The story starts with the children playing monopoly and it was when the boy Rohan expresses his love the girl; Ayesha. The book is more of a love story than anything else. The politics shown of Pakistan is weak and unclear. The time period was shown in only three scenes: one at the ISI office where the calendar shows year of !989, second where the boys meet Hafiz Saeed, the month was December and year 1989, and last at the house of Professor where the boy, Nadeem had been gone for a month training to Pakistan after meeting Hafiz Saeed yet the calendar month is shown that of December.

The story is very slow and the first half of book was about the Hindu exodus in January 1990. The book is full of emotional and dramatic dialogues rather than showing the misery at refugee camps and showing the plannings by the terrorist group and the Indian Army.
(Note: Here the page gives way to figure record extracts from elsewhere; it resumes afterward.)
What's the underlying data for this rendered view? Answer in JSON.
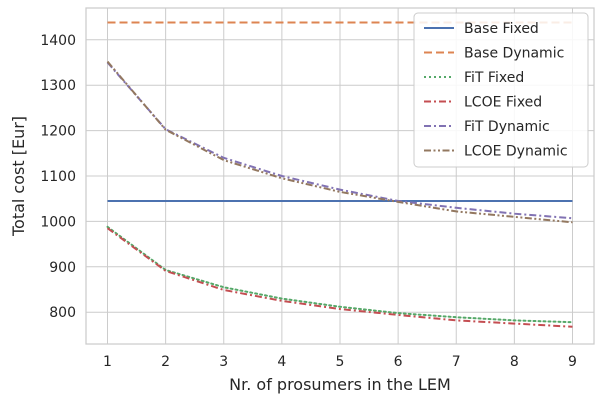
{
  "chart_data": {
    "type": "line",
    "title": "",
    "xlabel": "Nr. of prosumers in the LEM",
    "ylabel": "Total cost [Eur]",
    "x": [
      1,
      2,
      3,
      4,
      5,
      6,
      7,
      8,
      9
    ],
    "xlim": [
      0.63,
      9.37
    ],
    "ylim": [
      730,
      1470
    ],
    "xticks": [
      1,
      2,
      3,
      4,
      5,
      6,
      7,
      8,
      9
    ],
    "yticks": [
      800,
      900,
      1000,
      1100,
      1200,
      1300,
      1400
    ],
    "grid": true,
    "legend_position": "top-right",
    "series": [
      {
        "name": "Base Fixed",
        "color": "#4c72b0",
        "dash": "solid",
        "values": [
          1045,
          1045,
          1045,
          1045,
          1045,
          1045,
          1045,
          1045,
          1045
        ]
      },
      {
        "name": "Base Dynamic",
        "color": "#dd8452",
        "dash": "dashed",
        "values": [
          1438,
          1438,
          1438,
          1438,
          1438,
          1438,
          1438,
          1438,
          1438
        ]
      },
      {
        "name": "FiT Fixed",
        "color": "#55a868",
        "dash": "dotted",
        "values": [
          988,
          893,
          855,
          830,
          812,
          798,
          789,
          782,
          778
        ]
      },
      {
        "name": "LCOE Fixed",
        "color": "#c44e52",
        "dash": "dashdot",
        "values": [
          985,
          891,
          849,
          825,
          807,
          794,
          782,
          775,
          768
        ]
      },
      {
        "name": "FiT Dynamic",
        "color": "#8172b3",
        "dash": "dashdot",
        "values": [
          1350,
          1203,
          1140,
          1100,
          1070,
          1045,
          1030,
          1017,
          1007
        ]
      },
      {
        "name": "LCOE Dynamic",
        "color": "#937860",
        "dash": "dashdotdot",
        "values": [
          1352,
          1202,
          1135,
          1095,
          1065,
          1043,
          1022,
          1010,
          998
        ]
      }
    ]
  }
}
The book is one sided and shows the thoughts of Rohan and leave the other characters out of the scene. I’d have liked to know more about Nadeem and his thoughts but there are no details.

**spoilers**…Nadeem is shown the change of heart after the training yet was no more in the group and it was never shown when he decided to step out and why after ten whole years did the terrorist group planned to kill him…why after ten years and why not as soon as he left them. **end of spoilers**

The writing style all in all was good and though the story wasn’t strong, it wasn’t a bore either. The thrill of  “what will happen next” was not there much but it also wasn’t “i don’t care what happens next” kind of book. The book was not much knowledgeable, as I expected it to be. The dialogues were unnecessarily long and that made the book slight boring.

Our view may differ from each other so if you’ve read the book, let’s discuss.